Alternatively, a brain of record (as insurance innovation leaders call it) goes a step further by capturing understanding, not just information – integrating structured and unstructured data, maintaining lineage and traceability, and enhancing data with learned relationships and insights.
This living intelligence and memory is constantly evolving, able to categorize insights, learn from interactions, and organize context from individual transactions to enterprise-wide patterns. Metadata plays a foundational role in this foundation layer by tagging every piece of information with its source, purpose, and relationship.
AI can reason using that context and generate its own metadata, identifying new concepts, clusters, and emerging connections across the enterprise. This helps create a seamlessness appreciated by employees and customers.
How to Unify Two Worlds
Application programming interfaces (APIs) provide access, but not context.
These platforms offer only a narrow transactional view of policies, claims, or payments, but cannot connect insights across systems or reason over time. Similarly, traditional data warehouses – optimized for storing and querying structured business data, but not for handling high‑scale, real‑time, AI‑driven workloads – can centralize information, but can't execute intelligence or reasoning.
An overarching AI data foundation unifies both worlds by continuously synchronizing structured and unstructured data. It also expands the function of metadata by identifying new risk categories, linking similar claims, and surfacing emerging relationships. This foundation enables real world scenarios, such as AI-driven underwriting agents that proactively assess renewals, detect emerging risks, and support human decision-making with contextual intelligence.

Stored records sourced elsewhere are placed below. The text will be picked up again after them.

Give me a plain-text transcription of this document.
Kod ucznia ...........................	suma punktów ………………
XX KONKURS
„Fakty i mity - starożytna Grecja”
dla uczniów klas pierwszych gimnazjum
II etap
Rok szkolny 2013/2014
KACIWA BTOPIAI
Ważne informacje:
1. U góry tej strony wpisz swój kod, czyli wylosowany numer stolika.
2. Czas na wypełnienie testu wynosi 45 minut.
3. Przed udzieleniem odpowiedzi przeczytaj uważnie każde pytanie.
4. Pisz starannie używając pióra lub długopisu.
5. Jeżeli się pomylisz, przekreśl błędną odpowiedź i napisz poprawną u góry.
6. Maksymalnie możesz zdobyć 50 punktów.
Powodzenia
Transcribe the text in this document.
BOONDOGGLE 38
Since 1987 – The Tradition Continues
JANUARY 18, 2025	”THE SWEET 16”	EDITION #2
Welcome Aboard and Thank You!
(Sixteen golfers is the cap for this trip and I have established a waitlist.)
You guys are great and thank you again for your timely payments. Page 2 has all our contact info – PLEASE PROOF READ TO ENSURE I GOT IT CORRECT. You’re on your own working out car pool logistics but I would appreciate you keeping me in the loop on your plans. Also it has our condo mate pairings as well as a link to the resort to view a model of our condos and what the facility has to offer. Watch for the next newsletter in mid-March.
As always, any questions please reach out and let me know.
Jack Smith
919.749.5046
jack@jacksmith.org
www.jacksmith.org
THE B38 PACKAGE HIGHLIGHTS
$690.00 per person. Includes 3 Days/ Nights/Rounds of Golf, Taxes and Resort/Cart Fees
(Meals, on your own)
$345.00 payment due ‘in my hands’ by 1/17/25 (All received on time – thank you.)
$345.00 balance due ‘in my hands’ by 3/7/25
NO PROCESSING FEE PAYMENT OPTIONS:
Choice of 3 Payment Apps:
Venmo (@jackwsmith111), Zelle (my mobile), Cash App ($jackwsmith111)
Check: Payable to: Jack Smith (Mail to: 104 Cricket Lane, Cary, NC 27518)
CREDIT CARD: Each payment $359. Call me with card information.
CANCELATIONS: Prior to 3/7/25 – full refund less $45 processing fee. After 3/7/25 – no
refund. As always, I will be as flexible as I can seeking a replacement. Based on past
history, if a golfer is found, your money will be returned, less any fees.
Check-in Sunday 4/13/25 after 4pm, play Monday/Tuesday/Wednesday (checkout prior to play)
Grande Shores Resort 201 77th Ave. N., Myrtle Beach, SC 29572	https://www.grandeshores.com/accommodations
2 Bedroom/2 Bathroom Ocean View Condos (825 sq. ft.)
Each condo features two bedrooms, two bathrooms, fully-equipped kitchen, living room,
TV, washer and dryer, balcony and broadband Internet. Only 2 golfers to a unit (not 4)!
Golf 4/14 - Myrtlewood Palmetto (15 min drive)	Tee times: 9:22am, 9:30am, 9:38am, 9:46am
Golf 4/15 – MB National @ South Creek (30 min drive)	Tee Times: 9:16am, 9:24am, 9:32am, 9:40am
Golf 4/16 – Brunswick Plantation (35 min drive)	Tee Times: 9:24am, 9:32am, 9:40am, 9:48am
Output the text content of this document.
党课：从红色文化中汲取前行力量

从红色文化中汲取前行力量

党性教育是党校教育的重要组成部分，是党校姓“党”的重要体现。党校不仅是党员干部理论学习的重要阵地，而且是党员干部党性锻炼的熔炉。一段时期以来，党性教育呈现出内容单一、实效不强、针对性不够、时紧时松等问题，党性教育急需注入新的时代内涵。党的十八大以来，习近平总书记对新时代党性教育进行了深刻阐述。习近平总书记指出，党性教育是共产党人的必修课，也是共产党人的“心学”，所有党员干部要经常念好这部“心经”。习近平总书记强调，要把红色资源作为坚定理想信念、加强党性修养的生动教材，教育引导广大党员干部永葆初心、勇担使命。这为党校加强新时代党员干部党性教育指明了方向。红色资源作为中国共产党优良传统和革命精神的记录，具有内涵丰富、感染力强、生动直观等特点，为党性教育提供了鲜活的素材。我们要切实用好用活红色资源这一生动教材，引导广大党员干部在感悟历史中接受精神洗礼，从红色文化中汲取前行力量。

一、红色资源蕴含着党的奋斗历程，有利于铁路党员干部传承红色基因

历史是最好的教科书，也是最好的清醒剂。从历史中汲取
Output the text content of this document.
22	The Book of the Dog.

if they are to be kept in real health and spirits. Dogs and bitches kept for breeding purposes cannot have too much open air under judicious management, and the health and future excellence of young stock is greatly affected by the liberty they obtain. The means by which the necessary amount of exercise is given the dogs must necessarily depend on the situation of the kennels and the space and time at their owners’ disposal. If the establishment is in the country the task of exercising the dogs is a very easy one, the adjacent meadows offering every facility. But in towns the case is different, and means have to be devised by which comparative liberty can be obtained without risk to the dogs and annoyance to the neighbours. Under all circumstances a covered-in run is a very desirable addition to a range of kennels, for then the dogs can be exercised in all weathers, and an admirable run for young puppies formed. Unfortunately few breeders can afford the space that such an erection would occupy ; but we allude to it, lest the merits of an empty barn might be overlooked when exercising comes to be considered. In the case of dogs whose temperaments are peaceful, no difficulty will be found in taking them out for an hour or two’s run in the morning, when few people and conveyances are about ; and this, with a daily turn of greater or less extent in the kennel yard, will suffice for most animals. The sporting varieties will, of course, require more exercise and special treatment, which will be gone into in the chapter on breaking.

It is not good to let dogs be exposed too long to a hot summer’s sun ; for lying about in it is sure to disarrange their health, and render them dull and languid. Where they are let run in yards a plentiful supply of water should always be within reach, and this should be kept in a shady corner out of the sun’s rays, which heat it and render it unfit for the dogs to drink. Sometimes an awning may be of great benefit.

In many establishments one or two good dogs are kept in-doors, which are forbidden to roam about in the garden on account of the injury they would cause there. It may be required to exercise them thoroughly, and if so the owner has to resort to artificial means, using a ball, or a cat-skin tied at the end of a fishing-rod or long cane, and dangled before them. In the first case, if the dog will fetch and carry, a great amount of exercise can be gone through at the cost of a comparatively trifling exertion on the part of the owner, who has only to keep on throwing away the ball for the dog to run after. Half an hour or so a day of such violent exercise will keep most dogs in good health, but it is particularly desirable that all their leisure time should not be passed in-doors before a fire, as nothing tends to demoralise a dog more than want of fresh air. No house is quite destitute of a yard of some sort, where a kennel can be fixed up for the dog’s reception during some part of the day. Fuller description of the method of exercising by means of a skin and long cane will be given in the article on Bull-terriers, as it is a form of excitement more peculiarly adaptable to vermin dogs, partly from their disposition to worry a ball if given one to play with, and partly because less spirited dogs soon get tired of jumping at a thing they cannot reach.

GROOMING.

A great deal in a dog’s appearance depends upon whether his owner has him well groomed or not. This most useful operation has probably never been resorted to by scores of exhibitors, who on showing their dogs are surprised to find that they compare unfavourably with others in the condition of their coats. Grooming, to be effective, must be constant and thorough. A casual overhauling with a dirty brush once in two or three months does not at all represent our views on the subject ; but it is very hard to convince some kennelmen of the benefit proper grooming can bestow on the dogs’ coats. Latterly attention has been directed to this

But building this kind of gen AI foundation is not a plug-in exercise. You can't fake it. It requires robust AI data and context fabric that is dynamic, hybrid, layered, governed and evolving. This evolving fabric should act as the backbone of enterprise intelligence.
Why the Foundation Matters
Insurers are moving from siloed deployments to enterprise‑wide AI platforms, where generative and multimodal models simultaneously improve claims, underwriting, and customer engagement by sharing insights across functions. This shift provides more consistent, real‑time intelligence across the value chain by creating a shared context across underwriting, claims, and servicing departments.
AI data foundations also empower insurers with three huge benefits:
- Adaptive intelligence: AI systems that get smarter with every interaction
- Governed trust: every insight is explainable, traceable, and compliant
- Scalable reuse: each new AI use case strengthens the shared foundation rather than creating another silo
This effectively turns AI from a collection of decentralized tools into an engine of end‑to‑end enterprise intelligence.
Ride the wAIve
The next wave of AI in insurance will be created by the collective depth of organizations' data foundations, not the number of features they host.
Insurers that invest in a brain of record – an evolving intelligence layer that learns, organizes, and grows alongside the business – will unlock lasting competitive advantage. Though complex, this data architecture is very achievable with the right integration strategy and governance expertise.
The insurers that build a strong foundation for their AI today will define the intelligence standards of the industry tomorrow.